Stephen Emasu, Commissioner Colonel Major Nouhoum Sangaré
Tool 3 presents the issues relating to the governance of financial resources in the security sector in a simple and accessible way. The premise of the tool is that good governance of the security sector is not only about systems that enable better control and accountability of security providers or about ensuring that their behaviour respects human rights and the rule of law. Good governance also requires effective mechanisms for the allocation of financial resources to the security sector and ways of ensuring accountability for the use of these resources. To reinforce the efficiency and sustainability of the security sector within ECOWAS, there must be better management of public funds.
The tool is aimed at practitioners and policymakers involved in the governance of the security sector at the executive level, at the parliamentary level (especially committees in charge of defence and security, as well as those in charge of budget and finance matters), and civil society stakeholders with an interest in public finances and/or the security sector.
It lists good practices from the sub-region and recommendations for relevant stakeholders to implement a budgetary and financial system capable of supporting the national security apparatus while respecting good governance principles.
SSR goes significantly beyond training and equipping institutions. It places a great emphasis on efficient and transparent management and governance mechanisms.
At the request of the ECOWAS commission, DCAF has developed several publications collectively entitled “The Toolkit for Security Sector Reform and Governance in West Africa". The main objective is to support the implementation of the Economic Community of West African States (ECOWAS) regional regulatory framework for SSR/SSG through practical advice and guidance tailored to the West African context and based on regional experiences. It specifically aims to facilitate policy development, implementation, and management of SSR processes at the national level.

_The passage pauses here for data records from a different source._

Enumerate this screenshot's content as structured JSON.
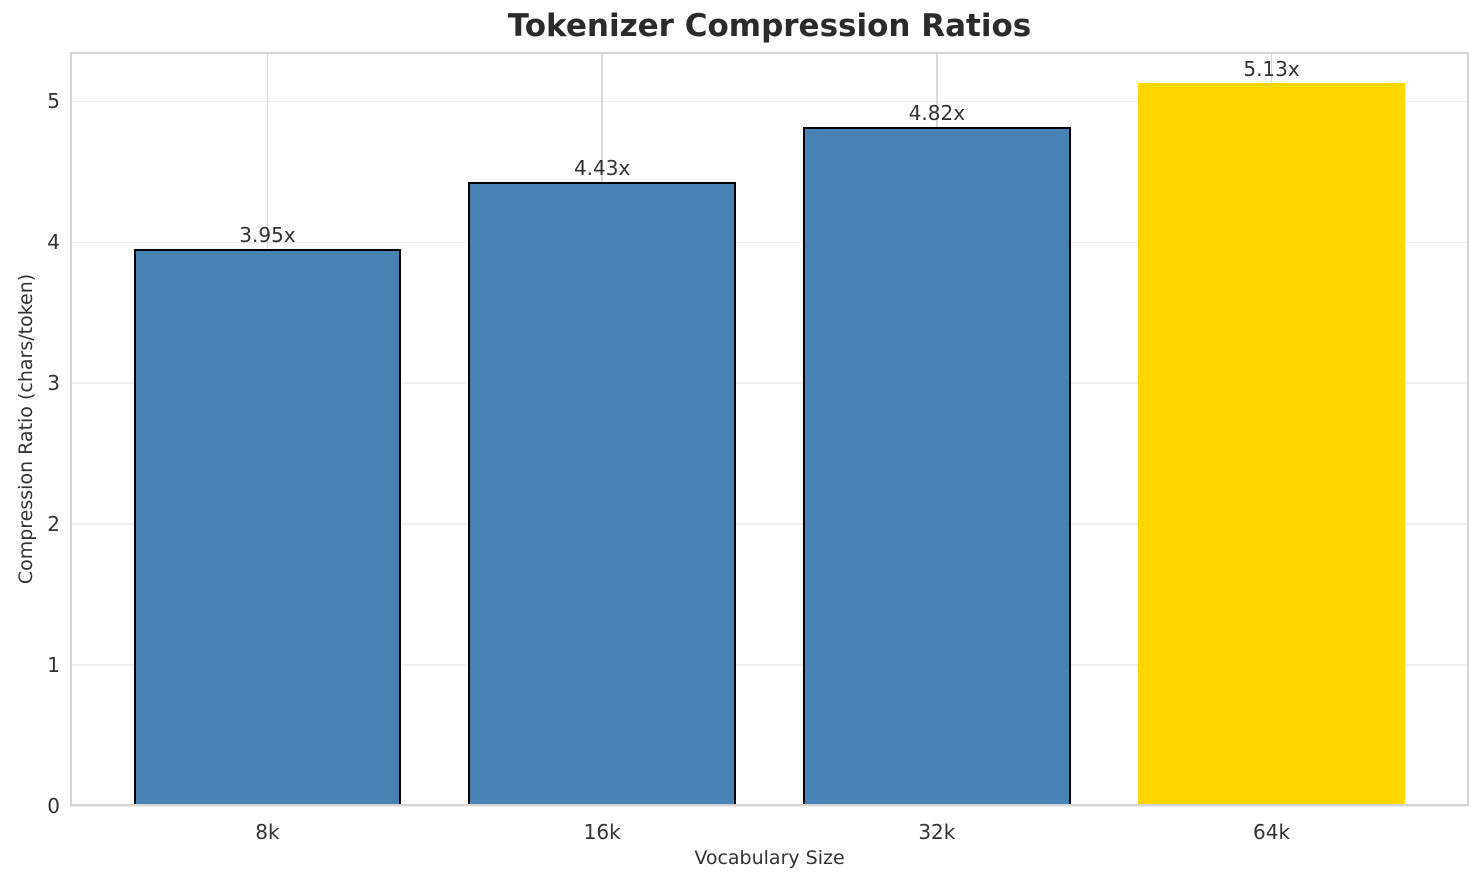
{
  "chart_data": {
    "type": "bar",
    "title": "Tokenizer Compression Ratios",
    "xlabel": "Vocabulary Size",
    "ylabel": "Compression Ratio (chars/token)",
    "categories": [
      "8k",
      "16k",
      "32k",
      "64k"
    ],
    "values": [
      3.95,
      4.43,
      4.82,
      5.13
    ],
    "value_labels": [
      "3.95x",
      "4.43x",
      "4.82x",
      "5.13x"
    ],
    "y_ticks": [
      0,
      1,
      2,
      3,
      4,
      5
    ],
    "ylim": [
      0,
      5.35
    ],
    "grid": "on",
    "legend": "none",
    "bar_colors": [
      "#4682b4",
      "#4682b4",
      "#4682b4",
      "#ffd700"
    ],
    "bar_edge_colors": [
      "#000000",
      "#000000",
      "#000000",
      "none"
    ],
    "highlight_index": 3
  },
  "colors": {
    "background": "#ffffff",
    "title_text": "#2b2b2b",
    "tick_text": "#333333",
    "grid_horizontal": "#efefef",
    "grid_vertical": "#d9d9d9",
    "spine": "#d4d4d4"
  }
}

This framework has been translated into practical guidance that takes into account the national contexts of West Africa and elucidates, for instance, the issues of parliamentary oversight, good financial governance of institutions, as well as the consideration of gender dimensions in SSR/SSG. One of the main challenges has been to develop tools that can be understood and used by the various stakeholders, including the Executive, the Parliament, the Judiciary, civil security sector oversight institutions, and civil society. This should contribute to the development and strengthening of a West African security strategy to support the regalian imperative of democratic governance, protection, and defence.